Голицын только морщился. Он хорошо знал коварный
— Вдвоем, впрочем, мы, князь Василий Васильевич, не можем столковаться как следует, а вот приезжай ко мне в четверг хлеба-соли откушать. Окажи мне, боярин, такую великую честь! — сказал, низко кланяясь, Милославский, расставаясь с Голицыным, поблагодарившим его за приглашение.
IX
Боярин Иван Михайлович Милославский, потомок литовца, выехавшего в Россию в 1390 году, принадлежал, в царствование Федора Алексеевича, к числу старейших бояр как по летам, так и по времени пожалования боярством. Он всегда был охотник мутить, и любимым его занятием было строить разного рода подвохи и козни.
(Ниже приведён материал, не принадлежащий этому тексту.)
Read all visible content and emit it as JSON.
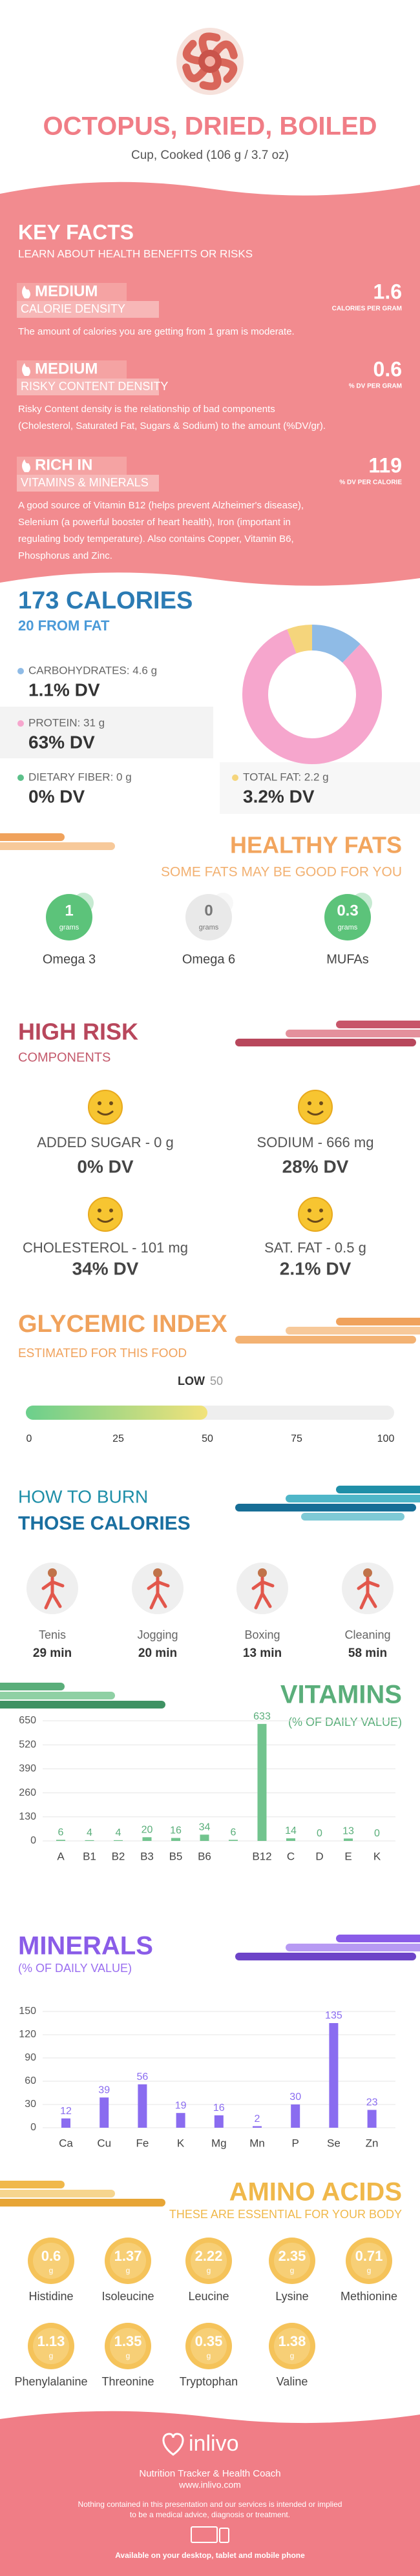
{
  "header": {
    "title": "OCTOPUS, DRIED, BOILED",
    "subtitle": "Cup, Cooked (106 g / 3.7 oz)"
  },
  "key_facts": {
    "title": "KEY FACTS",
    "subtitle": "LEARN ABOUT HEALTH BENEFITS OR RISKS",
    "items": [
      {
        "level": "MEDIUM",
        "name": "CALORIE DENSITY",
        "value": 1.6,
        "unit": "CALORIES PER GRAM",
        "description": [
          "The amount of calories you are getting from 1 gram is moderate."
        ]
      },
      {
        "level": "MEDIUM",
        "name": "RISKY CONTENT DENSITY",
        "value": 0.6,
        "unit": "% DV PER GRAM",
        "description": [
          "Risky Content density is the relationship of bad components",
          "(Cholesterol, Saturated Fat, Sugars & Sodium) to the amount (%DV/gr)."
        ]
      },
      {
        "level": "RICH IN",
        "name": "VITAMINS & MINERALS",
        "value": 119,
        "unit": "% DV PER CALORIE",
        "description": [
          "A good source of Vitamin B12 (helps prevent Alzheimer's disease),",
          "Selenium (a powerful booster of heart health), Iron (important in",
          "regulating body temperature). Also contains Copper, Vitamin B6,",
          "Phosphorus and Zinc."
        ]
      }
    ]
  },
  "calories": {
    "title": "173 CALORIES",
    "subtitle": "20 FROM FAT",
    "macros": [
      {
        "label": "CARBOHYDRATES: 4.6 g",
        "value": 4.6,
        "dv": "1.1% DV",
        "color": "#8fbbe6"
      },
      {
        "label": "PROTEIN: 31 g",
        "value": 31,
        "dv": "63% DV",
        "color": "#f6a6cd"
      },
      {
        "label": "DIETARY FIBER: 0 g",
        "value": 0,
        "dv": "0% DV",
        "color": "#5cc08a"
      },
      {
        "label": "TOTAL FAT: 2.2 g",
        "value": 2.2,
        "dv": "3.2% DV",
        "color": "#f5d57c"
      }
    ]
  },
  "healthy_fats": {
    "title": "HEALTHY FATS",
    "subtitle": "SOME FATS MAY BE GOOD FOR YOU",
    "items": [
      {
        "name": "Omega 3",
        "value": 1,
        "unit": "grams",
        "color": "#5cc37a",
        "text_color": "#ffffff"
      },
      {
        "name": "Omega 6",
        "value": 0,
        "unit": "grams",
        "color": "#e9e9e9",
        "text_color": "#777777"
      },
      {
        "name": "MUFAs",
        "value": 0.3,
        "unit": "grams",
        "color": "#5cc37a",
        "text_color": "#ffffff"
      }
    ]
  },
  "high_risk": {
    "title": "HIGH RISK",
    "subtitle": "COMPONENTS",
    "items": [
      {
        "name": "ADDED SUGAR - 0 g",
        "dv": "0% DV"
      },
      {
        "name": "SODIUM - 666 mg",
        "dv": "28% DV"
      },
      {
        "name": "CHOLESTEROL - 101 mg",
        "dv": "34% DV"
      },
      {
        "name": "SAT. FAT - 0.5 g",
        "dv": "2.1% DV"
      }
    ]
  },
  "glycemic_index": {
    "title": "GLYCEMIC INDEX",
    "subtitle": "ESTIMATED FOR THIS FOOD",
    "level": "LOW",
    "value": 50,
    "xlim": [
      0,
      100
    ],
    "xticks": [
      0,
      25,
      50,
      75,
      100
    ]
  },
  "burn": {
    "title": "HOW TO BURN",
    "subtitle": "THOSE CALORIES",
    "activities": [
      {
        "name": "Tenis",
        "time": "29 min"
      },
      {
        "name": "Jogging",
        "time": "20 min"
      },
      {
        "name": "Boxing",
        "time": "13 min"
      },
      {
        "name": "Cleaning",
        "time": "58 min"
      }
    ]
  },
  "vitamins": {
    "title": "VITAMINS",
    "subtitle": "(% OF DAILY VALUE)",
    "chart_data": {
      "type": "bar",
      "categories": [
        "A",
        "B1",
        "B2",
        "B3",
        "B5",
        "B6",
        null,
        "B12",
        "C",
        "D",
        "E",
        "K"
      ],
      "values": [
        6,
        4,
        4,
        20,
        16,
        34,
        6,
        633,
        14,
        0,
        13,
        0
      ],
      "color": "#72c48e",
      "ylim": [
        0,
        650
      ],
      "yticks": [
        0,
        130,
        260,
        390,
        520,
        650
      ],
      "grid": true
    }
  },
  "minerals": {
    "title": "MINERALS",
    "subtitle": "(% OF DAILY VALUE)",
    "chart_data": {
      "type": "bar",
      "categories": [
        "Ca",
        "Cu",
        "Fe",
        "K",
        "Mg",
        "Mn",
        "P",
        "Se",
        "Zn"
      ],
      "values": [
        12,
        39,
        56,
        19,
        16,
        2,
        30,
        135,
        23
      ],
      "color": "#8a6cf0",
      "ylim": [
        0,
        150
      ],
      "yticks": [
        0,
        30,
        60,
        90,
        120,
        150
      ],
      "grid": true
    }
  },
  "amino_acids": {
    "title": "AMINO ACIDS",
    "subtitle": "THESE ARE ESSENTIAL FOR YOUR BODY",
    "unit": "g",
    "items": [
      {
        "name": "Histidine",
        "value": 0.6
      },
      {
        "name": "Isoleucine",
        "value": 1.37
      },
      {
        "name": "Leucine",
        "value": 2.22
      },
      {
        "name": "Lysine",
        "value": 2.35
      },
      {
        "name": "Methionine",
        "value": 0.71
      },
      {
        "name": "Phenylalanine",
        "value": 1.13
      },
      {
        "name": "Threonine",
        "value": 1.35
      },
      {
        "name": "Tryptophan",
        "value": 0.35
      },
      {
        "name": "Valine",
        "value": 1.38
      }
    ]
  },
  "footer": {
    "brand": "inlivo",
    "tagline": "Nutrition Tracker & Health Coach",
    "website": "www.inlivo.com",
    "disclaimer": [
      "Nothing contained in this presentation and our services is intended or implied",
      "to be a medical advice, diagnosis or treatment."
    ],
    "availability": "Available on your desktop, tablet and mobile phone"
  }
}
Когда же в последние три-четыре года жизни царя Алексея Михайловича Милославский, под влиянием наговоров царицы Наталии Кирилловны, был оттерт от двора, то молодая государыня и ее родственники сделались предметом его непримиримой и ожесточенной ненависти. Он только и думал о том, чтобы, как говорилось в старину, извести их.
В противоположность князю Голицыну Милославский жил по старинному обычаю, не заводя никакой иноземной новизны, а потому съехавшиеся к нему на званый обед гости находились среди той же незатейливой обстановки, среди которой жили и сами они, и их деды и прадеды. Стены обширных, но низких хором Милославского не были обиты дорогими тканями, но были обтянуты холстом, выбеленным известью, и увешаны только иконами. В комнатах не было никаких отделок и украшений, а также никакой другой мебели, кроме столов и лавок да нескольких простой работы кресел для самого боярина и его немногих почетных гостей.
Обед, за который сели гости Ивана Михайловича, стряпался в стародавнем московском вкусе, и из всего иностранного можно было найти за столом старого боярина только хорошее венгерское вино, которым он теперь и угощал весьма радушно своих гостей, рассчитывая, что после обильной выпивки они будут посговорчивее и легче поддадутся его внушениям. Как и всегда, они не отставали друг от друга, и к концу обеда почти у всех порядочно уже шумело в голове, а языки развязывались все более и более. Все гости Милославского прилежали хмельного пития, как тогда говорилось, за исключением трезвого и воздержного Голицына, который, ссылаясь на нездоровье, уклонялся насколько мог от потчевания и приневоливания со стороны хозяина дома. Во время обеда велась беседа о предметах самых обыденных и порою вспоминалось о прошлом.
— Покойный государь, царь Алексей Михайлович, — рассказывал Милославский, — был великий постник. Хотя в мясные и рыбные дни любил покушать, и за столом его бывало в эти дни до семидесяти блюд, но зато в постные дни был воздержан всем на диво; ни единый монах так строго не держал постов, как его царское величество. В Великом посту в целые сутки съедал он по кусочку черного хлеба с солью, по соленому огурцу или грибу и выпивал только по стакану полпива. На Страстной же, в понедельник, среду и пятницу, ничего не вкушал и во весь Великий пост только два раза кушал рыбу. Выходило так, что в год он постился восемь месяцев.